Neste sentido, a doutrina também já se posicionou, podendo se transcrever os ensinamentos de Clóvis Bevilacqua, constantemente trazidos como fundamento doutrinário nas sentenças e acórdãos:

“… o suicídio para anular o seguro deve ser conscientemente deliberado, porque será igualmente um modo de procurar o risco, desnaturando o contrato. Se, porém, o suicídio resultar de grave, ainda que subitânea, perturbação da inteligência, não anulará o seguro. A morte não se poderá, neste caso, considerar voluntária; será uma fatalidade; o indivíduo não a quis, obedeceu a forças irresistíveis.”

Nas palavras acima se pode resumir a teoria da morte involuntária no caso de suicídio, fato que dá ensejo ao recebimento da dupla indenização do seguro e, ainda, obriga o segurador a considerar nula a cláusula que disponha de maneira contrária.

Na prática o que temos visto é que apenas vingará a tese da não cobertura e conseqüentemente o não pagamento da indenização nas situações em que for observada a premeditação, ou seja, a má-fé do segurado. Ainda mais quando ele deixa bilhetes de despedida, citando a existência de seguro e ainda contrata-o em data bastante próxima ao dia em que comete o suicídio.

Referidas situações nem sempre são fáceis de serem provadas e trazem uma questão importante que é a do ônus probatório nas relações de consumo. Com o advento do Código de Defesa do Consumidor passou a ter sua inversão em favor do consumidor exigida.

Ademais, os princípios do CDC, entre eles o da facilitação da defesa do consumidor em juízo, do reconhecimento da hipossuficiência do consumidor, tem especial aplicação aos contratos de adesão, não se podendo olvidar da regra: na dúvida, pró consumidor.

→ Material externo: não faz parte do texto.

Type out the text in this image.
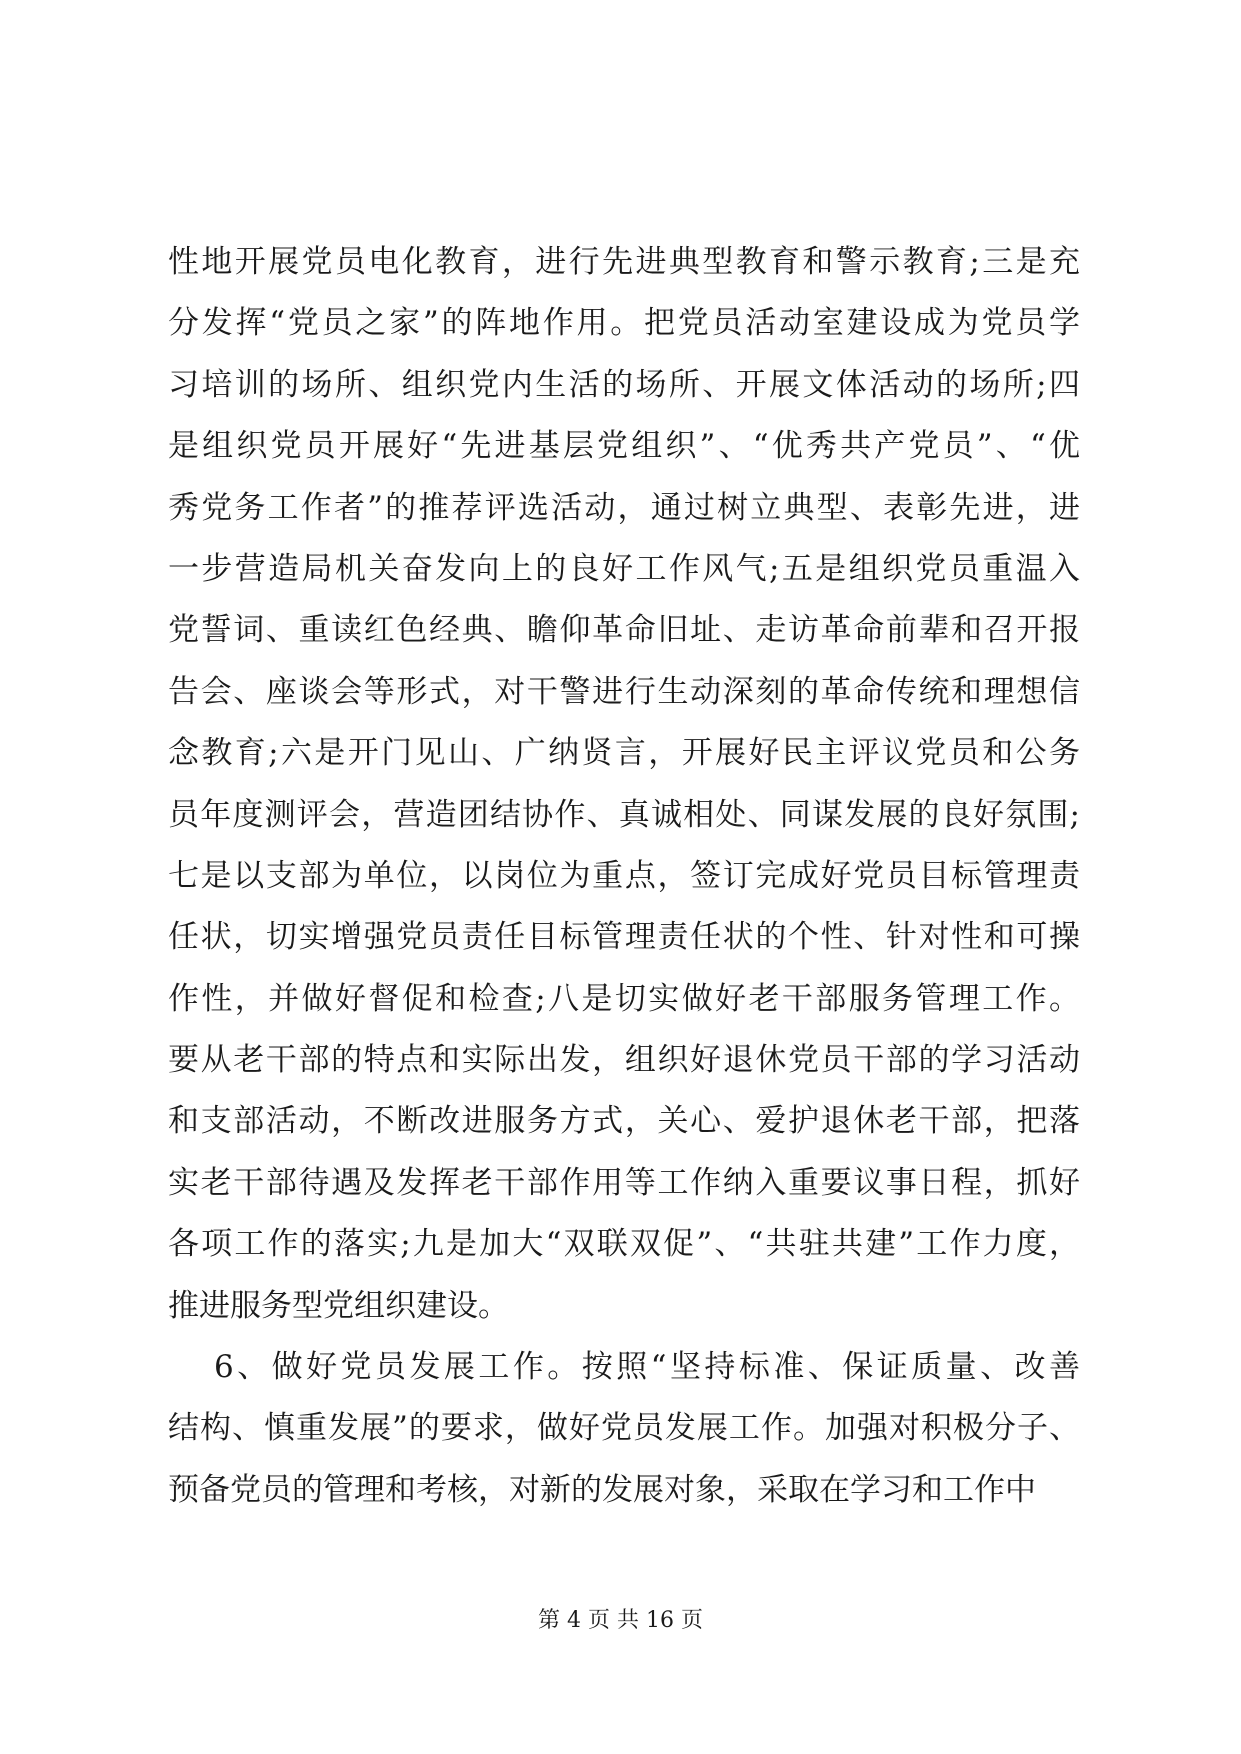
性地开展党员电化教育，进行先进典型教育和警示教育;三是充
分发挥“党员之家”的阵地作用。把党员活动室建设成为党员学
习培训的场所、组织党内生活的场所、开展文体活动的场所;四
是组织党员开展好“先进基层党组织”、“优秀共产党员”、“优
秀党务工作者”的推荐评选活动，通过树立典型、表彰先进，进
一步营造局机关奋发向上的良好工作风气;五是组织党员重温入
党誓词、重读红色经典、瞻仰革命旧址、走访革命前辈和召开报
告会、座谈会等形式，对干警进行生动深刻的革命传统和理想信
念教育;六是开门见山、广纳贤言，开展好民主评议党员和公务
员年度测评会，营造团结协作、真诚相处、同谋发展的良好氛围;
七是以支部为单位，以岗位为重点，签订完成好党员目标管理责
任状，切实增强党员责任目标管理责任状的个性、针对性和可操
作性，并做好督促和检查;八是切实做好老干部服务管理工作。
要从老干部的特点和实际出发，组织好退休党员干部的学习活动
和支部活动，不断改进服务方式，关心、爱护退休老干部，把落
实老干部待遇及发挥老干部作用等工作纳入重要议事日程，抓好
各项工作的落实;九是加大“双联双促”、“共驻共建”工作力度，
推进服务型党组织建设。
6、做好党员发展工作。按照“坚持标准、保证质量、改善
结构、慎重发展”的要求，做好党员发展工作。加强对积极分子、
预备党员的管理和考核，对新的发展对象，采取在学习和工作中
第 4 页 共 16 页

Pois bem trazidos à baila a visão realista do problema, sob o enfoque jurídico, deixemos a razão jurídica pela razão leiga para pensar no problema do ponto de vista social. Essa corrente jurisprudencial atende aos apelos sociais?

Na nossa visão, depende. Do ponto de vista econômico, do beneficiário do seguro, do favorecimento ao mais fraco e até da distribuição de renda, inegavelmente que sim. Entretanto quando se é capaz de imaginar que tais decisões podem servir de estímulo ao ato extremo de atentar contra a própria vida, faz-se necessário repensar o assunto.

Sim, porque se imagina que qualquer decisão, em especial aquelas que são constantes e representam entendimento pacífico no Judiciário, sirvam de exemplo à Justiça para determinadas situações do cotidiano, podendo então ser divulgada, publicada, difundida para diversos fins, entre eles, inclusive, o de reprimir os infratores da lei e incentivar àqueles que sofrem o mesmo problema poderem reclamar seus direitos.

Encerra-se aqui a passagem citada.